For the second flight, the X-59 will taxi from its hangar
at NASA Armstrong Flight Research Center, then take off and land at nearby
Edwards Air Force Base in California. The aircraft will fly for roughly an
hour, reaching a cruising speed of 230 mph at 12,000 feet before accelerating
to 260 mph at 20,000 feet.
This flight will kick off a series of flights known as
envelope expansion, during which NASA will gradually take the X-59 faster and
higher to ensure the aircraft’s safety and assess its performance. This phase
will be followed by flights assessing the X-59’s unique acoustic profile.
The X-59 is the centerpiece of NASA’s Quesst mission and
was developed to fly supersonic, or faster than the speed of sound, without
generating a loud sonic boom.
Through Quesst, NASA is working to make commercial
supersonic flight over land possible, thereby dramatically reducing travel time in the United States and around the world.
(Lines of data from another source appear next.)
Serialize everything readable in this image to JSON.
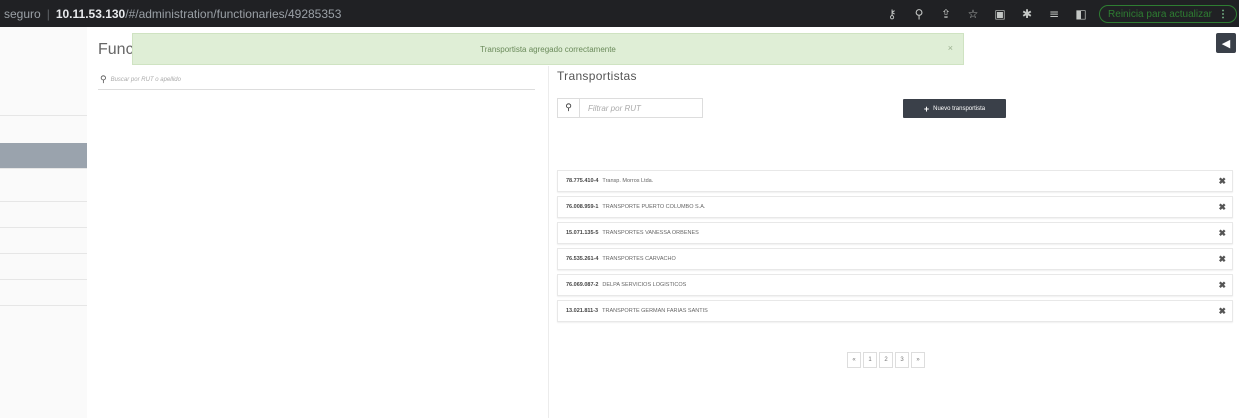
{
  "browser": {
    "security_label": "seguro",
    "url_host": "10.11.53.130",
    "url_path": "/#/administration/functionaries/49285353",
    "update_label": "Reinicia para actualizar",
    "update_menu": "⋮"
  },
  "page": {
    "title": "Func"
  },
  "toast": {
    "message": "Transportista agregado correctamente",
    "close": "×"
  },
  "left_search": {
    "placeholder": "Buscar por RUT o apellido"
  },
  "carriers": {
    "title": "Transportistas",
    "filter_placeholder": "Filtrar por RUT",
    "new_button": "Nuevo transportista",
    "rows": [
      {
        "rut": "78.775.410-4",
        "name": "Transp. Morros Ltda."
      },
      {
        "rut": "76.008.959-1",
        "name": "TRANSPORTE PUERTO COLUMBO S.A."
      },
      {
        "rut": "15.071.135-5",
        "name": "TRANSPORTES VANESSA ORBENES"
      },
      {
        "rut": "76.535.261-4",
        "name": "TRANSPORTES CARVACHO"
      },
      {
        "rut": "76.069.087-2",
        "name": "DELPA SERVICIOS LOGISTICOS"
      },
      {
        "rut": "13.021.811-3",
        "name": "TRANSPORTE GERMAN FARIAS SANTIS"
      }
    ]
  },
  "pagination": {
    "prev": "«",
    "pages": [
      "1",
      "2",
      "3"
    ],
    "next": "»"
  },
  "colors": {
    "toast_bg": "#dfeed6",
    "dark_button": "#3a4049",
    "sidebar_active": "#9aa3ad"
  }
}
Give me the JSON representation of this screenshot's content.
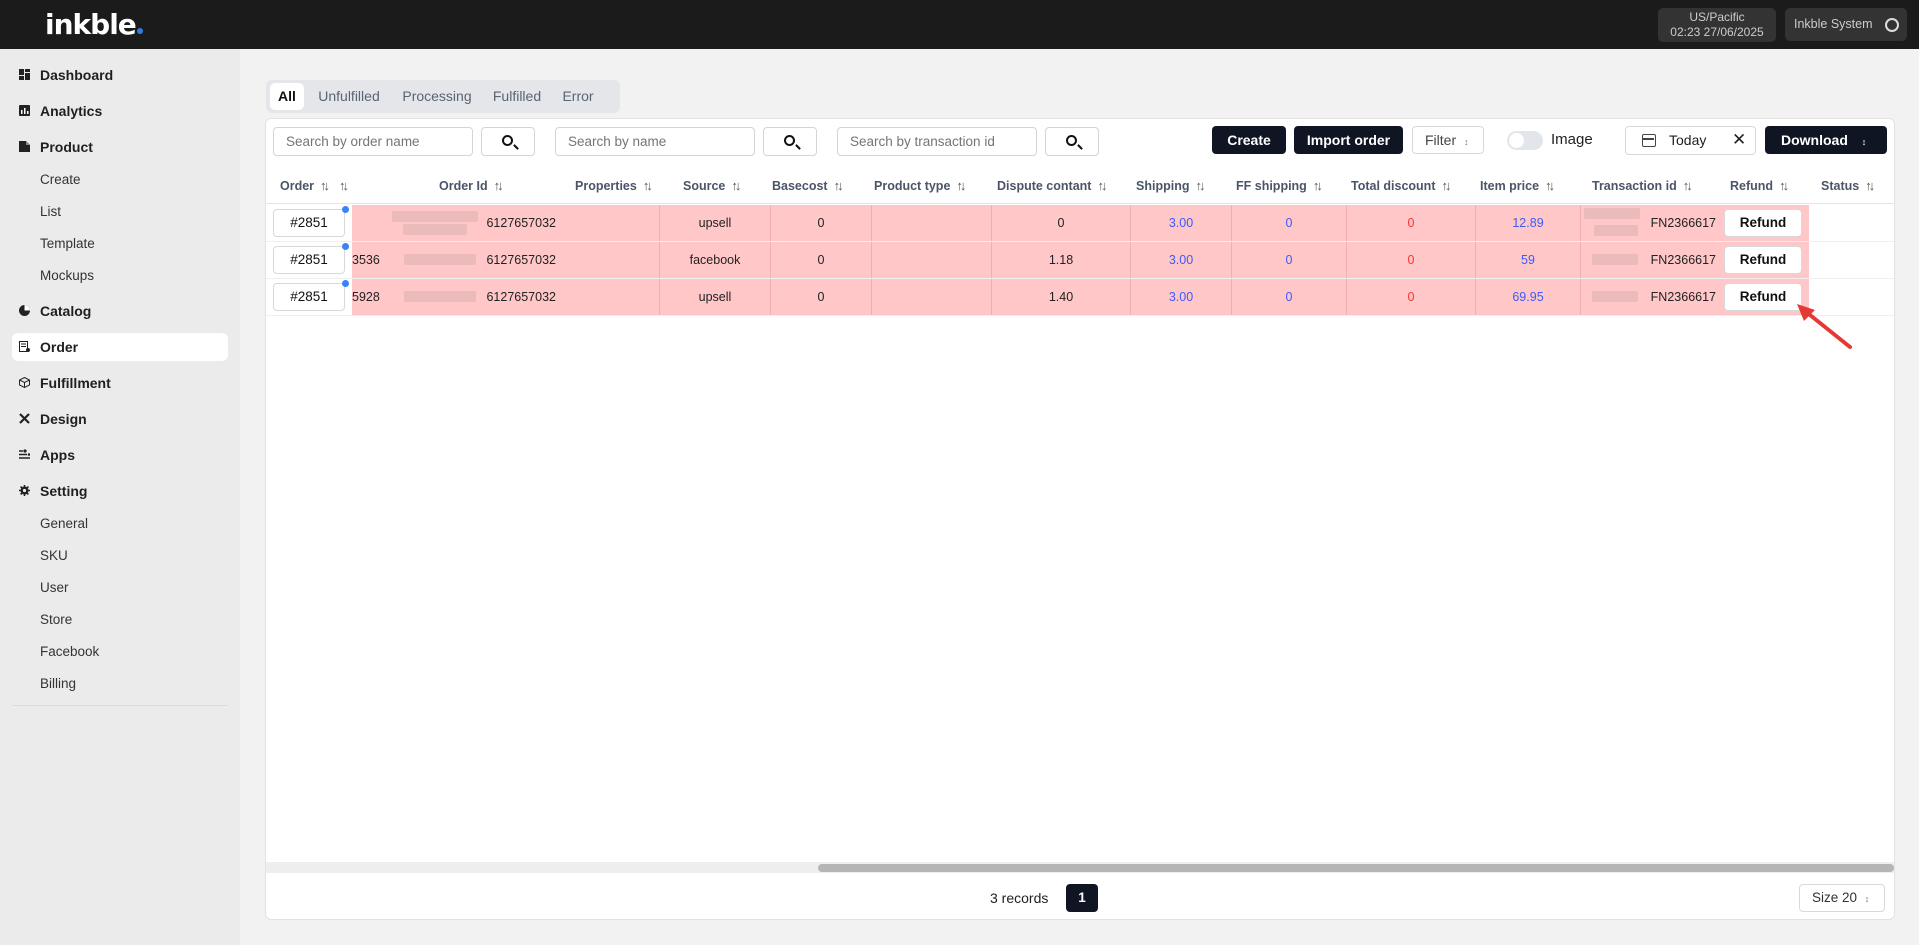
{
  "header": {
    "logo": "inkble",
    "timezone": "US/Pacific",
    "datetime": "02:23 27/06/2025",
    "user": "Inkble System"
  },
  "sidebar": {
    "items": [
      {
        "label": "Dashboard",
        "icon": "dashboard-icon"
      },
      {
        "label": "Analytics",
        "icon": "analytics-icon"
      },
      {
        "label": "Product",
        "icon": "product-icon",
        "children": [
          "Create",
          "List",
          "Template",
          "Mockups"
        ]
      },
      {
        "label": "Catalog",
        "icon": "catalog-icon"
      },
      {
        "label": "Order",
        "icon": "order-icon",
        "active": true
      },
      {
        "label": "Fulfillment",
        "icon": "fulfillment-icon"
      },
      {
        "label": "Design",
        "icon": "design-icon"
      },
      {
        "label": "Apps",
        "icon": "apps-icon"
      },
      {
        "label": "Setting",
        "icon": "gear-icon",
        "children": [
          "General",
          "SKU",
          "User",
          "Store",
          "Facebook",
          "Billing"
        ]
      }
    ]
  },
  "tabs": [
    "All",
    "Unfulfilled",
    "Processing",
    "Fulfilled",
    "Error"
  ],
  "active_tab": "All",
  "toolbar": {
    "search_order_placeholder": "Search by order name",
    "search_name_placeholder": "Search by name",
    "search_txn_placeholder": "Search by transaction id",
    "create": "Create",
    "import": "Import order",
    "filter": "Filter",
    "image_toggle": "Image",
    "date": "Today",
    "download": "Download"
  },
  "table": {
    "columns": [
      "Order",
      "Order Id",
      "Properties",
      "Source",
      "Basecost",
      "Product type",
      "Dispute contant",
      "Shipping",
      "FF shipping",
      "Total discount",
      "Item price",
      "Transaction id",
      "Refund",
      "Status"
    ],
    "rows": [
      {
        "order": "#2851",
        "partial": "",
        "order_id": "6127657032",
        "properties": "",
        "source": "upsell",
        "basecost": "0",
        "product_type": "",
        "dispute": "0",
        "shipping": "3.00",
        "ff_shipping": "0",
        "total_discount": "0",
        "item_price": "12.89",
        "transaction_id": "FN2366617",
        "refund": "Refund",
        "status": ""
      },
      {
        "order": "#2851",
        "partial": "3536",
        "order_id": "6127657032",
        "properties": "",
        "source": "facebook",
        "basecost": "0",
        "product_type": "",
        "dispute": "1.18",
        "shipping": "3.00",
        "ff_shipping": "0",
        "total_discount": "0",
        "item_price": "59",
        "transaction_id": "FN2366617",
        "refund": "Refund",
        "status": ""
      },
      {
        "order": "#2851",
        "partial": "5928",
        "order_id": "6127657032",
        "properties": "",
        "source": "upsell",
        "basecost": "0",
        "product_type": "",
        "dispute": "1.40",
        "shipping": "3.00",
        "ff_shipping": "0",
        "total_discount": "0",
        "item_price": "69.95",
        "transaction_id": "FN2366617",
        "refund": "Refund",
        "status": ""
      }
    ]
  },
  "footer": {
    "records": "3 records",
    "page": "1",
    "size": "Size 20"
  },
  "colors": {
    "row_highlight": "#ffc7c7",
    "accent_dark": "#0f1523",
    "blue_value": "#3b5bff",
    "red_value": "#ff3333",
    "annotation_arrow": "#e53935"
  }
}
Overcoming the Sonic Barrier
Since the retirement of the Concorde and
regulatory actions taken worldwide in the early 1970s, supersonic flights have
been restricted over land due to the intense pressure wave created when an
aircraft exceeds the speed of sound—the deafening noise commonly known as the
sonic boom. This restriction effectively strangled the viability of supersonic
commercial air travel. The X-59 is designed specifically to mitigate this issue.